A survey of 11,000 young people conducted by triple j suggests that young bisexual men are the least likely to have come out among their peers.
The results indicate that gay men aged between 18 and 29 are twice as likely to have come out than bisexual men, according to the survey.
The results also suggest that young women are twice as likely to come out as LGBTI than their male counterparts, with 89 per cent of male respondents identifying as straight.
15 per cent of women identify as bisexual versus 5 per cent of men, with 2 per cent of women identifying as lesbian, 3 per cent as pansexual and 2 per cent as ‘other’.
The results released so far make no specifications about gender beyond male and female.
1 per cent of men responding identify as pansexual, with 1 per cent identifying as ‘other’.
The high proportion of those who took part in the survey identifying as either bisexual or pansexual backs up other surveys and studies which suggest young people are increasingly sexually fluid.
A YouGov report published in June showed that fewer people in the US identify as ‘completely heterosexual’ than ever.

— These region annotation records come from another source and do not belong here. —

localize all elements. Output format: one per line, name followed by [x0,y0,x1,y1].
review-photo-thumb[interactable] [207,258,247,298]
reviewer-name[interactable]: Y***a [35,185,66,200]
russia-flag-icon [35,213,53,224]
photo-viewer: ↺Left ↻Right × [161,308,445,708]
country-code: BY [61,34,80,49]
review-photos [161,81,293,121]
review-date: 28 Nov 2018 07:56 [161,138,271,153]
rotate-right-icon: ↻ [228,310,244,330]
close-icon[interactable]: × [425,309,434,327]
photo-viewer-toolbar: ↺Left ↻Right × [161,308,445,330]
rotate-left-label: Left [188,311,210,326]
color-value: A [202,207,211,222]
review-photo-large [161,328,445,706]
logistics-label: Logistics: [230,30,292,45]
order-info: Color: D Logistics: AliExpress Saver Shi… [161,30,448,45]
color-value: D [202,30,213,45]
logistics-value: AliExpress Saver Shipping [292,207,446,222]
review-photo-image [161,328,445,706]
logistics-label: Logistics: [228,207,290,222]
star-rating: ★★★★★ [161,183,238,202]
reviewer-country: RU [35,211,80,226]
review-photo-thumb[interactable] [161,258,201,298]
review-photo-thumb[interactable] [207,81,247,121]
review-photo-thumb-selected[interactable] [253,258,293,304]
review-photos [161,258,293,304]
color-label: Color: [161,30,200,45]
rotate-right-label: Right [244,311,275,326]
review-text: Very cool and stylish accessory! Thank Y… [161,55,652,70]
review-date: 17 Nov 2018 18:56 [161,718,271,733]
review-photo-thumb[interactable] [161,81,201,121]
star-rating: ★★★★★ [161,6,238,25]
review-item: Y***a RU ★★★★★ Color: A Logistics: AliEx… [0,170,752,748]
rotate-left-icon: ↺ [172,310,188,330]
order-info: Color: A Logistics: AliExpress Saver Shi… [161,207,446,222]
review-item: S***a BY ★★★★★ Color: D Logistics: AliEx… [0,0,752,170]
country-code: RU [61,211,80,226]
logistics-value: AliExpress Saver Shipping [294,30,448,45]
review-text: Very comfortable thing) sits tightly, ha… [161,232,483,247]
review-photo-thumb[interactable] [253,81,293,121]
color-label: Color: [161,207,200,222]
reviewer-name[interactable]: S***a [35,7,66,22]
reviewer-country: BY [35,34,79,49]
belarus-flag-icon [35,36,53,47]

The data from triple j’s survey also shows that 47 per cent of respondents who identify as LGBTI haven’t come out at all.
An activist last year started the #DoBetterBiUs hashtag to call out biphobia in media.
And earlier this year, singer Janelle Monáe came out as pansexual, bringing attention to an under-discussed and often misunderstood sexuality.
A university study published in March also suggested that the notion of total heterosexuality may not even exist.
One man who completed triple j’s survey found that completing it allowed him to acknowledge his bisexuality.
“When it got to the part on sexuality it said, ‘are you straight, gay, bisexual, etc’,” he said.
“That’s the first moment I externally wrote down or acknowledged… ‘yes I’m bisexual’.”